The first tanker of liquefied natural gas from the Yamal LNG project in Russia’s Arctic, which was opened by president Vladimir Putin last week, is making its way to the Isle of Grain import terminal in Kent as UK gas prices soar.

The shipment of the super-chilled cargo to the UK, which was originally expected to go to Asia, will be cheered in Moscow, where the Yamal LNG project has been held up as evidence it can withstand western sanctions, while arguing that Europe will remain reliant on Russia for gas.

The UK government has taken a tougher line against Russia in recent weeks, with Theresa May, prime minister, accusing Moscow of meddling in elections and attempting to “weaponise information” to undermine the west.

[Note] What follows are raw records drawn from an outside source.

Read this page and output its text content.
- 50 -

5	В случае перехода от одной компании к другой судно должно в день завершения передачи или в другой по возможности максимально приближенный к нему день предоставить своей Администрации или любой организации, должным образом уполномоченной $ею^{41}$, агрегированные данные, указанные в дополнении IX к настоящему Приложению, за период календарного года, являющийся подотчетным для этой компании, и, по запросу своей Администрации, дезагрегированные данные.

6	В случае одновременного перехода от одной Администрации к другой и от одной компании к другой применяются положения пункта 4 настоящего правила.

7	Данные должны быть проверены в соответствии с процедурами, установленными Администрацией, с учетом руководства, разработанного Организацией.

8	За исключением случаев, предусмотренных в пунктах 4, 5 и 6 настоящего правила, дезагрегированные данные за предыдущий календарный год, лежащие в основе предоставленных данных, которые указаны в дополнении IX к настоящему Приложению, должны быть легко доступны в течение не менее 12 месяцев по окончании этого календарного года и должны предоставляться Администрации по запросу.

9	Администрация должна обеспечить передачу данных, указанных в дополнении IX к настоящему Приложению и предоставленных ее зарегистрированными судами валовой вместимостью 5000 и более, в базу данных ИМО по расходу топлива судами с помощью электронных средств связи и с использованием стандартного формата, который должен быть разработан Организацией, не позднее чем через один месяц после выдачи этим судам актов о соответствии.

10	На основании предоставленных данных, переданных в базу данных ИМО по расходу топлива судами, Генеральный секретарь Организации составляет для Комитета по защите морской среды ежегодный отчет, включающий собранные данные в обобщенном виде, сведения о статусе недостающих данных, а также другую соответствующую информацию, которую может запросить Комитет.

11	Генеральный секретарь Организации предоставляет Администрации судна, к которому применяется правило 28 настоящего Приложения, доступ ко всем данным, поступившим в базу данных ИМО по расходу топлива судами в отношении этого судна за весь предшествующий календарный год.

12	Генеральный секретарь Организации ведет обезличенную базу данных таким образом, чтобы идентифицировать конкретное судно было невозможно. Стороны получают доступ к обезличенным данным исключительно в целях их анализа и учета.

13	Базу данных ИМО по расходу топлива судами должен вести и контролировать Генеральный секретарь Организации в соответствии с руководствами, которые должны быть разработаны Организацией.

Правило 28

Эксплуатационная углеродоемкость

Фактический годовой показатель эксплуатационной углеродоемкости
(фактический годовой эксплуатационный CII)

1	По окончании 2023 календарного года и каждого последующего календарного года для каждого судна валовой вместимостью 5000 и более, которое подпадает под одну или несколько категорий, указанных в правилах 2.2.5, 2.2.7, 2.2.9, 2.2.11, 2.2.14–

Bringing in the tanker will highlight questions about the UK’s energy strategy and the security of supplies, as it follows the shutdown of a three-decade-old pipeline this week that has cut off 40 per cent of oil and gas from the UK North Sea, sending gas prices to four-year highs and sparking fears of potential shortages.

While it is not unusual for the UK to import Russian gas that has come by pipeline through other European countries, the scheduled December 28 arrival of the Christophe de Margerie LNG tanker will be the first delivery to arrive by ship, with the loading of the tanker personally overseen by Mr Putin last week.

While UK and EU sanctions do not directly target Yamal LNG, they have imposed other sanctions that cut off Russian energy companies from finance or technology for certain projects, levied after Moscow’s 2014 annexation of Crimea. A person close to Russia’s energy ministry said that the tanker delivery made the UK’s decision to back sanctions against Moscow “look like someone biting the hand that feeds him”.

The Department of Business, Energy and Industrial Strategy (BEIS), which has argued that gas supplies will still be ample this winter because of the UK’s import capacity, emphasised that 80 per cent of the gas consumed in the UK is domestic or bought from Norway or Qatar.

BEIS said that it was up to the market to decide what gas to import. The LNG cargo has been bought by the London-based trading arm of Malaysia’s Petronas, which did not respond to requests for comment.

“Whether this liquefied natural gas shipment is eventually consumed in the UK is down to the market,” BEIS said. “But we can only benefit from having a diverse range of supplies.”

With more than two weeks until the tanker’s arrival — it is currently off the northern coast of Norway — the vessel could still be redirected if someone is willing to pay a higher price.

The UK was already becoming more dependent on daily imports as domestic gas production has declined and old storage facilities have shut.

Frank Harris at Wood Mackenzie, an Edinburgh-based energy consultancy, said that the shipment demonstrated that the UK was now reliant on a market-based import model for its gas supplies.

“There’s great flexibility in that model, but ultimately you’re competing with other countries on price for supplies,” Mr Harris said.

The Yamal tanker was loaded on Friday in a ceremonial launch of the project orchestrated by Mr Putin, who pushed the button to start filling the tanker in sub-30C temperatures.

He hailed it as an “extremely important project . . . that ensures the future of Russia and the future of its economy”.

Moscow sees Yamal as a major victory in the face of sanctions, starting operations on time and on budget despite US curbs specifically designed to undermine new Russian energy projects.

Novatek, which operates Yamal, was forced to perform financial gymnastics after US sanctions cut it off from western financing in 2014; converting the $27bn project funding into euros and turning to Chinese lenders for a $12bn loan. Novatek declined to comment

France’s Total, which has partnered with Novatek on Yamal, continued working on the project after the EU did not the follow the US in directly imposing sanctions on it. Total has dubbed Yamal “the gas that came in from the cold”.